Every night we went out there without prompts of any kind.  If we messed up or forgot our lines, we were on our own.  There was a real element of the high-wire act about the whole affair and I won’t soon forget it.

Time has moved on and now, happily, at the end of this week, Donna and Oísin get married so KODE will all be together again, at least for a little while.

We may not go so far as to put on a play but we’ll surely remember those good times and re-tell a few of our  ‘war-stories’.

It was the best of times it was the worst of times…

… and all that jazz.


Jim Murdoch said...

I’m afraid I’ve never had any desire to perform. I was watching Lenny Henry on Sky Arts yesterday preparing to sing at a jazz club. During the programme he took us back to the place where he grew up and showed us the alley and the mound of grass on which his first ‘performances’ took place. Just the thought of standing up in front of an audience like that makes me uncomfortable. That said I have spoken publicly but by that I mean read a prepared speech, one that had been rehearsed into the ground, but I still needed my script. I’m not sure if I’m jealous or not. I’d like to be able to do it but I wouldn’t be me if I did. Mind you that might not be a bad thing.

Ken Armstrong said...

You not being you? That would be a *terrible* thing.

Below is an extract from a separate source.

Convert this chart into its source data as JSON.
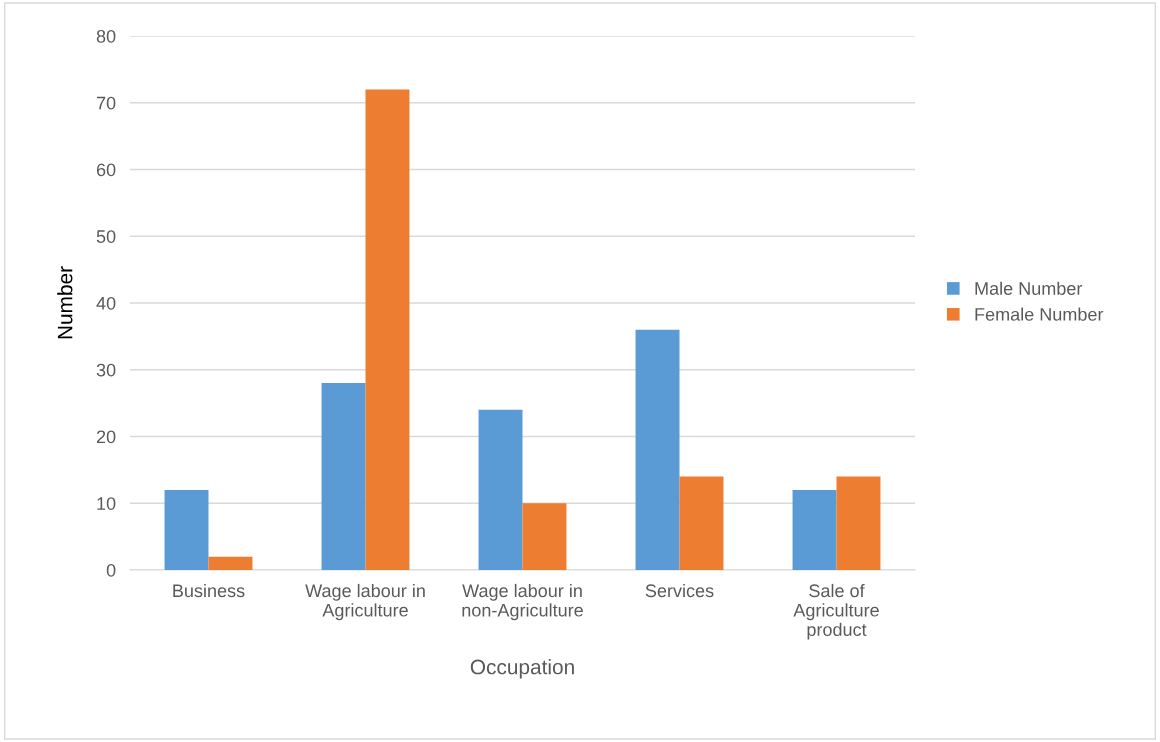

Thanks for coming by. I really appreciate it.

hope said...

I only wish your theater was around the corner so I could come and watch. :)

Jena Isle said...

Hello Ken,

I was smiling as I was reading this. I could imagine you being unshaven and still with a smirk on your face...

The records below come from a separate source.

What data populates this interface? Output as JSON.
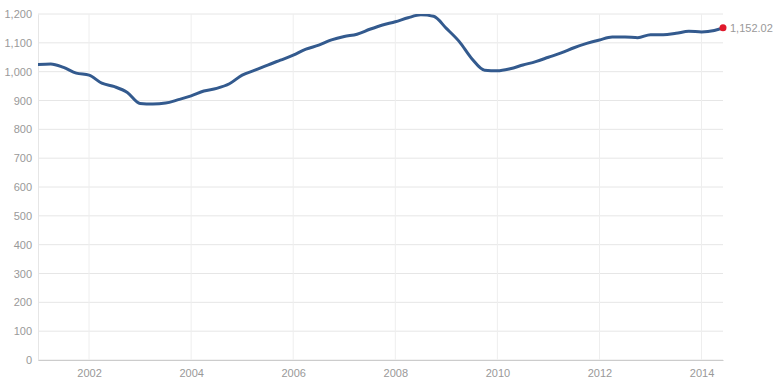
{
  "chart_data": {
    "type": "line",
    "color": "#335a8e",
    "grid": true,
    "marker": "none",
    "line_style": "solid",
    "x": [
      2001.0,
      2001.25,
      2001.5,
      2001.75,
      2002.0,
      2002.25,
      2002.5,
      2002.75,
      2003.0,
      2003.25,
      2003.5,
      2003.75,
      2004.0,
      2004.25,
      2004.5,
      2004.75,
      2005.0,
      2005.25,
      2005.5,
      2005.75,
      2006.0,
      2006.25,
      2006.5,
      2006.75,
      2007.0,
      2007.25,
      2007.5,
      2007.75,
      2008.0,
      2008.25,
      2008.5,
      2008.75,
      2009.0,
      2009.25,
      2009.5,
      2009.75,
      2010.0,
      2010.25,
      2010.5,
      2010.75,
      2011.0,
      2011.25,
      2011.5,
      2011.75,
      2012.0,
      2012.25,
      2012.5,
      2012.75,
      2013.0,
      2013.25,
      2013.5,
      2013.75,
      2014.0,
      2014.25,
      2014.42
    ],
    "values": [
      1025,
      1027,
      1015,
      995,
      988,
      960,
      948,
      928,
      890,
      888,
      891,
      903,
      916,
      933,
      942,
      958,
      988,
      1005,
      1023,
      1040,
      1057,
      1078,
      1092,
      1110,
      1122,
      1130,
      1147,
      1162,
      1173,
      1187,
      1197,
      1192,
      1150,
      1105,
      1045,
      1005,
      1003,
      1010,
      1023,
      1035,
      1050,
      1065,
      1083,
      1098,
      1110,
      1120,
      1120,
      1118,
      1128,
      1128,
      1133,
      1140,
      1138,
      1143,
      1152.02
    ],
    "xlim": [
      2001.0,
      2014.42
    ],
    "xticks": [
      2002,
      2004,
      2006,
      2008,
      2010,
      2012,
      2014
    ],
    "ylim": [
      0,
      1200
    ],
    "yticks": [
      0,
      100,
      200,
      300,
      400,
      500,
      600,
      700,
      800,
      900,
      {
        "value": 1000,
        "label": "1,000"
      },
      {
        "value": 1100,
        "label": "1,100"
      },
      {
        "value": 1200,
        "label": "1,200"
      }
    ],
    "annotations": [
      {
        "x": 2014.42,
        "y": 1152.02,
        "text": "1,152.02",
        "color": "#e0182b"
      }
    ]
  }
}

You should do more of stage plays. Can you by chance, post the video of a part of your play in your blog, so those of use in the farthest corner of the continent can have a glimpse? Thanks.

Laura Brown said...

I tried acting when I was a kid. The school wanted me to do it. So my Mother had me join an acting group for kids. We put on a play about fish and a pricness and so on. I might still have the script. I did get a fairly big part. I did manage to do it all and didn't forget what I was supposed to say. But, I'm not a natural performer in person. I have trained myself not to say "ummm" and other stalling things people do in speech. But, I perform much better on paper, in every way. I like the mystery of making the words up as I go along. I also like having the control of being the only one speaking. People who interrupt when I am talking make me want to do bad things.